Badham also mentioned the “national conversation” (of course) she wanted to have (and subsequently did), seemingly oblivious to the reality that the only sensible exchange with Price would have been about how she endures the daily news and her Twitter feed without having a nervous breakdown. For his part, the conversational question would concern just how much of his tongue is left in his mouth, given the constant biting of that unfortunate organ required if a fellow is to avoid any and all humour some people might find offensive.

I think we need some honesty in that “national conversation”. And Q&A is just hysterical enough to start us off. So, let us hope for future panelists and audience members with the courage to say:

“Look, I don’t really care about that issue, Tony, so I might send this one back to the panel, perhaps someone whose public profile demands the biggest public displays of empathy….Tanya, will you take this one?”

or

“I’ll take that question, Tony, but could I just duck into makeup for some ocular saline to show how personally moved I am by those last two sentences. Just a couple of drops should be fine because I’ll have forgotten about it soon as you call drinks in the green room…is my mike on…oh, did I say I’m sorry for your loss ma’am?”
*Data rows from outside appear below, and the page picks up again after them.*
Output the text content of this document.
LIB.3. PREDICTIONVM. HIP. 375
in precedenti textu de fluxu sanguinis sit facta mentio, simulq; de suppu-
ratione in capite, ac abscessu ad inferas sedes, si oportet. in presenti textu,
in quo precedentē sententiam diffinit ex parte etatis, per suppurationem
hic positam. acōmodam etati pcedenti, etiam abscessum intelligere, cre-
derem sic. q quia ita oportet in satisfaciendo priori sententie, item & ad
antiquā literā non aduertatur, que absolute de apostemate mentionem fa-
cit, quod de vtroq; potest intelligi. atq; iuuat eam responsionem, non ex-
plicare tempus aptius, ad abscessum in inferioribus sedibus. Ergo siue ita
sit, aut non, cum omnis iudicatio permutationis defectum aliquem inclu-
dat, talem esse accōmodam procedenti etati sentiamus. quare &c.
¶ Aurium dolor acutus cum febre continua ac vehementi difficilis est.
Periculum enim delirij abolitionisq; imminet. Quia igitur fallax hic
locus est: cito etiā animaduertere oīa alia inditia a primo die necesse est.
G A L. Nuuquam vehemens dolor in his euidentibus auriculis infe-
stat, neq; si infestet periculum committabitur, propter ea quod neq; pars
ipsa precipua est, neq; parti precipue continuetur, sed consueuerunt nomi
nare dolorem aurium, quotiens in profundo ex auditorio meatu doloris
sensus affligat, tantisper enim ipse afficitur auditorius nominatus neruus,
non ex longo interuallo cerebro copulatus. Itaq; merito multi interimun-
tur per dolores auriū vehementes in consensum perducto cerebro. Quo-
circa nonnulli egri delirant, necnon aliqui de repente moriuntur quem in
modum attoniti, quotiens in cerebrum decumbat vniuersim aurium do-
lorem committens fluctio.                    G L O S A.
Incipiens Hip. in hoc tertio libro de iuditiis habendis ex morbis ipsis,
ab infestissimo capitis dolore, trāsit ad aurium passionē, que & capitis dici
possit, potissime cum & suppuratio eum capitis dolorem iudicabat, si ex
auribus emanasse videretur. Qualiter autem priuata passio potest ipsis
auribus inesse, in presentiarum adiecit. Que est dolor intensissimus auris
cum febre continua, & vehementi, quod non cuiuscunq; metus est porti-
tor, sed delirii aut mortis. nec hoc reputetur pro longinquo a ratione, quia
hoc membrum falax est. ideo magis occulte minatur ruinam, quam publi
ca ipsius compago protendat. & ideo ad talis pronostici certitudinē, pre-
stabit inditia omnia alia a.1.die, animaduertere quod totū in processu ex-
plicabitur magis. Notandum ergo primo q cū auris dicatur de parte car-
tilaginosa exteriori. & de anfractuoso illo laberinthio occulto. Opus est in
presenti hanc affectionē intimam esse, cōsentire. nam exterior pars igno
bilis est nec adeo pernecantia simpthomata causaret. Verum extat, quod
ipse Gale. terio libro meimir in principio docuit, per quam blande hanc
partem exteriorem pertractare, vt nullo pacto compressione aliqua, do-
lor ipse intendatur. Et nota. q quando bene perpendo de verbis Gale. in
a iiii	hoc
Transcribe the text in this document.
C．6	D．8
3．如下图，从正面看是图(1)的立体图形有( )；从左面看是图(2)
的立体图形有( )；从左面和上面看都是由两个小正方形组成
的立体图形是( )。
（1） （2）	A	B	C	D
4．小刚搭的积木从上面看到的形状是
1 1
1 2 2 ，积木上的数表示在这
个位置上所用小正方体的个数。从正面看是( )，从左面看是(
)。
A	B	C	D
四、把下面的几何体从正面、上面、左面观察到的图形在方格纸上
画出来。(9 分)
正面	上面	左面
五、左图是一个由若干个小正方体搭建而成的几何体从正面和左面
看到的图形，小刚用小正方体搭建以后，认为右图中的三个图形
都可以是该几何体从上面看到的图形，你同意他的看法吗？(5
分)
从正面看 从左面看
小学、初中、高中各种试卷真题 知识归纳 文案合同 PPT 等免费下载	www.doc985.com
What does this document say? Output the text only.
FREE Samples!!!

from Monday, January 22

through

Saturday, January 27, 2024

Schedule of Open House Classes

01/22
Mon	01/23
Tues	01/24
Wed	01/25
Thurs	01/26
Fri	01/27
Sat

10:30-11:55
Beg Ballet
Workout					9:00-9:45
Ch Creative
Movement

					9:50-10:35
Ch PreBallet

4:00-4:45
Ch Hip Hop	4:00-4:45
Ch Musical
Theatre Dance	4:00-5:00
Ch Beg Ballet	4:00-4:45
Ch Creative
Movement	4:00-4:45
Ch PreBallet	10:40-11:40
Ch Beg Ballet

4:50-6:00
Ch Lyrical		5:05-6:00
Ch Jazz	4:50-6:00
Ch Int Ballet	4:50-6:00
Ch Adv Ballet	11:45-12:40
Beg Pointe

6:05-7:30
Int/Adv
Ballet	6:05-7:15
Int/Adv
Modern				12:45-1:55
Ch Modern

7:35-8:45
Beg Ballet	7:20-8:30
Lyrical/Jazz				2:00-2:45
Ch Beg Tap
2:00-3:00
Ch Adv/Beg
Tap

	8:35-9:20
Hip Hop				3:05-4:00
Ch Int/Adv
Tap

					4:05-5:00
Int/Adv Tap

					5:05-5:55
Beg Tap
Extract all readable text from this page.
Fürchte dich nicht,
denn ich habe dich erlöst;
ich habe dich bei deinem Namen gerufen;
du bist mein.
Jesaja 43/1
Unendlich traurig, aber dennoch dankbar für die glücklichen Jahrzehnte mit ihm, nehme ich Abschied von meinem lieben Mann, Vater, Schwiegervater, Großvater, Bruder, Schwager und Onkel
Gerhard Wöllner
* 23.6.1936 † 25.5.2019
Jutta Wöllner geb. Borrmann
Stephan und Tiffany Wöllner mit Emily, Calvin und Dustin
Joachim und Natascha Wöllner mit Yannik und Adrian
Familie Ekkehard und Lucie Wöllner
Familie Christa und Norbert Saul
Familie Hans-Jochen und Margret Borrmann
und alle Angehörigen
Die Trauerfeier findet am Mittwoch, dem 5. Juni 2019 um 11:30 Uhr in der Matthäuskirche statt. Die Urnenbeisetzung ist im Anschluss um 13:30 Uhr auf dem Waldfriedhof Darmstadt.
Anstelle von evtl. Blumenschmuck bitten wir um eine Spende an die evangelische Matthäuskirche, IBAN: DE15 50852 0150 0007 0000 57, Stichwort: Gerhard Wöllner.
Meanwhile, we can dream of a guest who takes the fight back to the audience. A few possible responses:

“Aw boo hoo. At least you don’t have cancer.”

“I’ve had worse happen to me and I don’t bleat about it”

“Everyone else seems to get on with it. Why not you?”

“How do you propose we pay for that?”

“You could get a job like everyone else…”

“No, you don’t really pay any tax”

Think any of that is likely? Me neither.